Entré aux E.D.F. dans les années 30, membre du Comité Directeur dans les années 60, Paul Chaslin raconte, dans le livre « De la nuit à l’aurore – des lycéens dans la guerre » aux Presses Bretonnes, 1996, l’histoire du Lycée Anatole le Braz de Saint-Brieuc. Nous en avons extrait ces quelques passages évoquant l’activité du Mouvement avant et pendant la guerre.

Communiqué par Jean-Jacques Gauthé pour l’association 1907, ce texte a été revu par Paul Chaslin avant édition.

«Le 29 mai 1938, le président de la République, Albert Lebrun, est venu à Saint-Brieuc en voyage officiel, accompagné de Jean Zay, ministre de l’Éducation Nationale. La troupe d’Éclaireurs de France du lycée – j’étais chef de la patrouille des Écureuils – avait été chargée de baliser le parcours que devaient emprunter, à l’intérieur du lycée jusqu’au gymnase, lieu des agapes, les quelques centaines d’invités du banquet officiel. En présence de mon proviseur, je dus « plancher » devant le Président et le Ministre, sur les activités scoutes au lycée. Je bafouillai d’autant plus qu’Albert Châtelet, directeur de l’enseignement du second degré, qui les accompagnait, était aussi le président de l’association nationale des Éclaireurs de France. (…)

En 1940, le ministre de l’Éducation Nationale, Albert Sarraut, s’adresse à la jeunesse de France, de 14 à 21 ans, dans la perspective des prochaines vacances :

«Vu les circonstances, nous avons un devoir envers la Patrie. Il y aura une part des vacances pour vous, et une autre pour la France. Pour répondre au besoin impérieux de main-d’œuvre, dans un élan de liberté, contrairement à la jeunesse allemande, il est nécessaire de se consacrer à des activités agricoles, domestiques et de caractère social.(…) L’heure est passée de parler des loisirs. C’est avec l’héroïsme du front et le travail de l’intérieur que la guerre sera gagnée».

La troupe d’éclaireurs du lycée va consacrer toutes les heures de liberté, puis des journées entières, à participer aux opérations d’accueil de la gare de Saint-Brieuc. Forte de la confiance du censeur, elle finira, au début de juin, par y camper sur la paille car les trains venant de Hollande, de Belgique, puis du Nord et de l’Est, enfin de la région parisienne, déferlent, de jour comme de nuit.
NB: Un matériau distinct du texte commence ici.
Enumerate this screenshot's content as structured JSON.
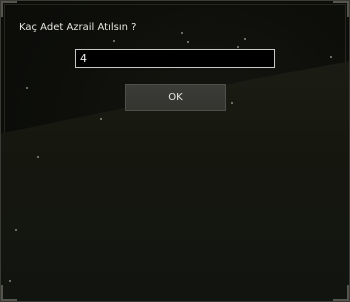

Une collaboration s’établit avec Louis Guilloux, déjà rencontré dans l’aide aux républicains espagnols, qui est responsable du Secours Rouge pour Saint-Brieuc. (…)

En septembre 1942, j’entrais à Défense de la France et collaborais à différentes actions : essentiellement, transport et diffusion du journal, mais aussi action contre le S.T.O. et participation au réseau d’évasion. Comme beaucoup de jeunes Français, j’avais rêvé de partager l’aventure de la France Libre. J’ai longtemps hésité entre la poursuite de l’action clandestine et l’évasion par l’Espagne. Un jour, il m’apparut que le combat militaire devenait le plus efficace puisque je pouvais me faire remplacer en France par des filles et des garçons qui n’avaient pas l’âge de porter les armes. (…) Nous n’étions plus, hélas !, dans ces temps, pourtant si proches, où Jean Zay, s’adressant, en 1937, à un rassemblement d’éclaireurs, leur disait : «Ce que le scoutisme vous enseigne, ce n’est pas l’art cruel de la guerre, c’est l’amour du prochain, c’est la grande loi de la solidarité humaine, c’est la volonté résolue de la paix, c’est à dégager, par-delà les frontières, une communauté de jeunes qui se manifeste avec éclat dans les réunions internationales que vous appelez des jamborees».(…)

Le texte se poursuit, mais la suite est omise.